I’m looking into ways that my particular position as a clergy person can be useful. I’ve been looking at the Planned Parenthood Clergy Advocacy Board and their work to see what other clergy are doing. And I regularly check in with my clergy friends so we can share our collective experiences and wisdom.
I’m in the habit of attending demonstrations in my collar. My hope is that my presence as a clergy person is helpful. Spirituality and social justice are connected for me, and I would love nothing more than to meaningfully engage in conversations about that. It seems to me that some of the dialogue around social justice issues assume that the ‘church’ is either harmful or negligently uninvolved. I realize that not everyone wants to engage in deep theological discussions in public places (or at all) so I remind myself that simply being present as a clergy person is enough. At the most recent demonstration, a person who knew me from volunteering with DfG Pittsburgh as a college student (they’ve graduated but still live and work in the area) saw me in the crowd and took a moment to reconnect. So maybe there is something to this ministry of presence with people with periods. This connection gave me a little hope, hope that none of us are alone. I think that’s mostly why I attend these events, to feel that I’m not alone and that there are many people working for causes I care about so I don’t have to do everything. I can show up and support and do what I can when I can. And I’m there to remind others that they are not alone either and that we are in this together.

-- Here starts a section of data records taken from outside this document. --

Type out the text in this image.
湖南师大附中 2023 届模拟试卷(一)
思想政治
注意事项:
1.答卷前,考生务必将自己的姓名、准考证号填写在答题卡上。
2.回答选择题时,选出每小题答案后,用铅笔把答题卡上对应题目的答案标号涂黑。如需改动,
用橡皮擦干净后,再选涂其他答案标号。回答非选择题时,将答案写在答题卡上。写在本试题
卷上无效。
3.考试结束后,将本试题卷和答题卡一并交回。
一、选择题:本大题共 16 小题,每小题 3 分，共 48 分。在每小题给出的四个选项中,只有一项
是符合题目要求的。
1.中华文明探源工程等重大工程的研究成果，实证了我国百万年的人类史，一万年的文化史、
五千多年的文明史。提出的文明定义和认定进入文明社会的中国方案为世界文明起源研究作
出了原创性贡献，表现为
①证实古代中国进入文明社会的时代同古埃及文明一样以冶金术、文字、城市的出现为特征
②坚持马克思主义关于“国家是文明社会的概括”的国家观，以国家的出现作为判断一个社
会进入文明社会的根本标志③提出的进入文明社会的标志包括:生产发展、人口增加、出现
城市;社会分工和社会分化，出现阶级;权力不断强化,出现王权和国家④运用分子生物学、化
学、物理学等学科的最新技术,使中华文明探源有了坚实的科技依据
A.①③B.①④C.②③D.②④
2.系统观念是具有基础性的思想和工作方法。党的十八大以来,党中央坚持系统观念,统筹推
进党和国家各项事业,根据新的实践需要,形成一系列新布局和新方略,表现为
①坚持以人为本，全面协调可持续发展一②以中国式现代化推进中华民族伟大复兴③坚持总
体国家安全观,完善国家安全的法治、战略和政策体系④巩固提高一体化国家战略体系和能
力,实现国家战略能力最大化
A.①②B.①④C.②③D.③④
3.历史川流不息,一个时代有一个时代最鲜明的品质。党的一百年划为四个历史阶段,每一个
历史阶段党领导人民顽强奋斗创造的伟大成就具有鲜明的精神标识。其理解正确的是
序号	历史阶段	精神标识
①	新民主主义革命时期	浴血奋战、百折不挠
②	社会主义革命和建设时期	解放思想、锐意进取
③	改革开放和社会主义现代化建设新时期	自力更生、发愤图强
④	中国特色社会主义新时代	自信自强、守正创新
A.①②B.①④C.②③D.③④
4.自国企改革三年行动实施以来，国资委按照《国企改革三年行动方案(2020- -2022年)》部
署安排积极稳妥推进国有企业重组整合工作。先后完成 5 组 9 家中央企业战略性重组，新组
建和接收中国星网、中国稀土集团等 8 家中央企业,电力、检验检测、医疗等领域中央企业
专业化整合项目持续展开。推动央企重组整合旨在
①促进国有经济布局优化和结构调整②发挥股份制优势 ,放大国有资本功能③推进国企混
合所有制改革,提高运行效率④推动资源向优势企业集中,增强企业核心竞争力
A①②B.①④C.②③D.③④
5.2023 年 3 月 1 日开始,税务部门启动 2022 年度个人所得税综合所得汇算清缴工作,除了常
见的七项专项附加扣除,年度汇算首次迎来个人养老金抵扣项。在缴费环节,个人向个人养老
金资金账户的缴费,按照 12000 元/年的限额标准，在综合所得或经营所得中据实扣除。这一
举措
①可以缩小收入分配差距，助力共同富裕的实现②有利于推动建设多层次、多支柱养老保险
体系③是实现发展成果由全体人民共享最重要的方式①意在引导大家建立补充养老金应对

I try to keep up with trusted sources like Dr. Jen Gunter on her Vagenda. These two articles have been helpful for me recently: Your Medical Team cannot tell if you have had a self managed abortion and Stop talking about coat hangers and start talking about misoprostol
Most of my “hands on” work is with the Pittsburgh Chapter (and collection point) of Days for Girls. Days for Girls International does not take political sides in hot button issues like abortion, but I believe the work DfGI does in education around menstrual health and providing menstrual management is a vital step in giving people with periods dignity, control over their own bodies, access to education and employment. Menstrual health education is the basis from which women and girls will make other choices for their health and wellness. Providing this education and resources is a place where nearly all of us can agree and work together for the benefit of all people with periods. If you are looking to donate to support people with periods, I suggest making a monetary donation to The Pittsburgh Chapter or to Days for Girls International or purchasing needed materials from the Pittsburgh Chapter’s amazon wish list. Wish list items can be shipped directly to Third Church.
Here’s the thing about prayer…. sometimes, I worry about issues like this and call it prayer and sometimes I think a quick prayer and call it good enough, and in my best prayers, I am still until I am aware of God’s presence and I give my worry to her and let her hold it for me. She reminds me that I am not alone and that nothing can separate me from the love of God.